Sal Jones lives and works in London. Her Works are held in private collections in the UK, Europe and the United States.
Using photographs of images derived from mass media sources, she explores the nature of, and our relationship with, representation; particularly with regard to human expression and communication.
Her emotionally charged paintings, portraying, primarily, fictional subjects, are an attempt to capture the action of expression out of context whilst transforming the stereotypical portrait. Unlike traditional portraiture there are no sitters and they do not represent a specific person but rather suggest an emotive state indicative of the social and cultural time we live in. The paintings portray fleeting moments, the expression of the subject offering us a glimpse into their innermost thoughts. They can be interpreted as part conversations, part musings, into which the viewer is drawn, willingly or not, into the world of the subject, both in a voyeuristic and complicit way.
The heavily cropped, close-up compositions, enhanced by the artist's use of colour and mark-making, and the use of dialogue for titles, affect our emotional response and prompt a personal empathy with the characters portrayed. The painted surface draws attention to the process of painting and to the artist’s choices in transforming the photographic source image.
"I'm interested in developing ideas around fiction and reality and shifting contexts; the cross-over between painting, photography and film, how we interpret and relate to images as spectators and how they affect us.

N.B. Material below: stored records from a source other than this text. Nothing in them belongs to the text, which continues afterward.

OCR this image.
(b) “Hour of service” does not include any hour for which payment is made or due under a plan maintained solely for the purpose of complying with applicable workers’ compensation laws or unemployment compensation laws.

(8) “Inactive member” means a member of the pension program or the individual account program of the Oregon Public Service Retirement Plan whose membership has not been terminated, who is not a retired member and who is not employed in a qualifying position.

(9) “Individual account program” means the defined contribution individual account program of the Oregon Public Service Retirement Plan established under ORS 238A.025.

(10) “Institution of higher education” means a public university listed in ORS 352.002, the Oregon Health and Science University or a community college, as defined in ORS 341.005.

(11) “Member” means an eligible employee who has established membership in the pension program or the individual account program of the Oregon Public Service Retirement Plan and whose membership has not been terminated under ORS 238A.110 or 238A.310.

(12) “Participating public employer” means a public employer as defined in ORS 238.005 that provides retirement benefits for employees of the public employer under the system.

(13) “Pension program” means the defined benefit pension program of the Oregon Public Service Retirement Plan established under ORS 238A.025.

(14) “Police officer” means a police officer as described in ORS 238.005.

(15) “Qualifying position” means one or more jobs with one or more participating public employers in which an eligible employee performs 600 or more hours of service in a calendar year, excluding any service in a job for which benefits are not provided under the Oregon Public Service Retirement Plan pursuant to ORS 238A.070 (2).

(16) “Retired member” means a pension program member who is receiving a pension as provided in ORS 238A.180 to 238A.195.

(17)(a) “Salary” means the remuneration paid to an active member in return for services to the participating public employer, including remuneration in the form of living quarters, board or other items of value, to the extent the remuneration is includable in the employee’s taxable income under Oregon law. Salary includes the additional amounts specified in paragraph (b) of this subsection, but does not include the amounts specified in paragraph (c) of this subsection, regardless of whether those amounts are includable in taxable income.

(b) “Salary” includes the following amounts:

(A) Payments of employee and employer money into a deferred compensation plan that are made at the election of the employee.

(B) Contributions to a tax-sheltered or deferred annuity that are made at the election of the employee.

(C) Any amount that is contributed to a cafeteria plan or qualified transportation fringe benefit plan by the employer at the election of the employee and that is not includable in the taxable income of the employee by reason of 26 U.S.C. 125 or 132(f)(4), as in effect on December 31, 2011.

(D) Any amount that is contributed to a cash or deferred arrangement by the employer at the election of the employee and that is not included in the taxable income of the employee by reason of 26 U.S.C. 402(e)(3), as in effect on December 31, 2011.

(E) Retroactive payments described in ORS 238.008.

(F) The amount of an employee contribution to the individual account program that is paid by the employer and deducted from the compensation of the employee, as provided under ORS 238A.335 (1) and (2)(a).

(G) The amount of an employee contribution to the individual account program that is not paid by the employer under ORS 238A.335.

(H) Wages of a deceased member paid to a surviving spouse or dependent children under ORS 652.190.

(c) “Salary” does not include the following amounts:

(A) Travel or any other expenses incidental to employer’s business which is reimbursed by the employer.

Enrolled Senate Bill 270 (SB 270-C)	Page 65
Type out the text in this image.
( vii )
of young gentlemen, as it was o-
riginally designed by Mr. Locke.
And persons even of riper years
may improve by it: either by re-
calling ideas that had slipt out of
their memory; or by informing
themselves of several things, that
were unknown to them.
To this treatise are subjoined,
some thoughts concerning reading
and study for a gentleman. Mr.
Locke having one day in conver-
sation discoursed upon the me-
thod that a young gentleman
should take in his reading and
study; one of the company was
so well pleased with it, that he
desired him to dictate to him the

Recent work can be best described as a reinterpretation of the portraiture tradition with an emphasis on emotional conflict and expression. Fictional characters have been used to communicate a wider idea of human nature. I use captured moments rather than the traditional poses associated with portraiture, to this end working from photographs becomes a part of the process. I rarely do drawings in advance but use the paint to draw directly on the canvas then build up layers from washes to more gestural mark making, often combining brushwork with palette knife."